Department of Animal Model Development, Brain Research Institute, Niigata University, 1-757 Asahimachi-dori, Chuoku, Niigata 951-8585, Japan.
Department of Multiple Sclerosis Therapeutics, School of Medicine, Fukushima Medical University, 1 Hikarigaoka, Fukushima 960-1247, Japan.
Int J Mol Sci. 2023 Aug 29;24(17):13368. doi: 10.3390/ijms241713368.
Although there is a substantial amount of data on the clinical characteristics, diagnostic criteria, and pathogenesis of myelin oligodendrocyte glycoprotein (MOG) autoantibody-associated disease (MOGAD), there is still uncertainty regarding the MOG protein function and the pathogenicity of anti-MOG autoantibodies in this disease. It is important to note that the disease characteristics, immunopathology, and treatment response of MOGAD patients differ from those of anti-aquaporin 4 antibody-positive neuromyelitis optica spectrum disorders (NMOSDs) and multiple sclerosis (MS). The clinical phenotypes of MOGAD are varied and can include acute disseminated encephalomyelitis, transverse myelitis, cerebral cortical encephalitis, brainstem or cerebellar symptoms, and optic neuritis. The frequency of optic neuritis suggests that the optic nerve is the most vulnerable lesion in MOGAD. During the acute stage, the optic nerve shows significant swelling with severe visual symptoms, and an MRI of the optic nerve and brain lesion tends to show an edematous appearance. These features can be alleviated with early extensive immune therapy, which may suggest that the initial attack of anti-MOG autoantibodies could target the structures on the blood-brain barrier or vessel membrane before reaching MOG protein on myelin or oligodendrocytes. To understand the pathogenesis of MOGAD, proper animal models are crucial. However, anti-MOG autoantibodies isolated from patients with MOGAD do not recognize mouse MOG efficiently. Several studies have identified two MOG epitopes that exhibit strong affinity with human anti-MOG autoantibodies, particularly those isolated from patients with the optic neuritis phenotype. Nonetheless, the relations between epitopes on MOG protein remain unclear and need to be identified in the future.

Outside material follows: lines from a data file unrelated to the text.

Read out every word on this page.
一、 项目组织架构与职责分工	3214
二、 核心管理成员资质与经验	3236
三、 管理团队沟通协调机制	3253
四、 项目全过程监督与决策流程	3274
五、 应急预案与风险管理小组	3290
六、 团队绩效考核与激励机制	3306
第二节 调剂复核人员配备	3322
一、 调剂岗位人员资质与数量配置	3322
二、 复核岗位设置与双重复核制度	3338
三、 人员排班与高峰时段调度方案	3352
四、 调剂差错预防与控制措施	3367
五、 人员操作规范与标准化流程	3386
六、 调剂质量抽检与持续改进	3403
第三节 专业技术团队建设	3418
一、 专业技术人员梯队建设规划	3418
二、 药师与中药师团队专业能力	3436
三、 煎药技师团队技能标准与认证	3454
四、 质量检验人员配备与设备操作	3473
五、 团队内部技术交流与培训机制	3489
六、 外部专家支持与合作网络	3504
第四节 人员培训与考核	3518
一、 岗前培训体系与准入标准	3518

虽然髓鞘少突胶质细胞糖蛋白(MOG)自身抗体相关性疾病(MOGAD)的临床特征、诊断标准和发病机制有大量数据,但 MOG 蛋白功能和抗 MOG 自身抗体在该病中的致病性仍存在不确定性。需要注意的是,MOGAD 患者的疾病特征、免疫病理学和治疗反应与抗水通道蛋白 4 抗体阳性视神经脊髓炎谱系疾病(NMOSD)和多发性硬化(MS)不同。MOGAD 的临床表型多种多样,包括急性播散性脑脊髓炎、横贯性脊髓炎、大脑皮质脑炎、脑干或小脑症状和视神经炎。视神经炎的频率表明视神经是 MOGAD 中最易受损的病变。在急性期,视神经明显肿胀,伴有严重的视觉症状,视神经和脑部病变的 MRI 往往显示水肿外观。早期广泛的免疫治疗可以缓解这些特征,这可能表明抗 MOG 自身抗体的初始攻击可能在到达髓鞘或少突胶质细胞上的 MOG 蛋白之前,针对血脑屏障或血管膜上的结构。为了了解 MOGAD 的发病机制,合适的动物模型至关重要。然而,从 MOGAD 患者中分离出的抗 MOG 自身抗体不能有效地识别小鼠 MOG。几项研究已经确定了两个与人类抗 MOG 自身抗体具有强亲和力的 MOG 表位,特别是那些从视神经炎表型患者中分离出来的表位。然而,MOG 蛋白上的表位之间的关系仍不清楚,需要在未来确定。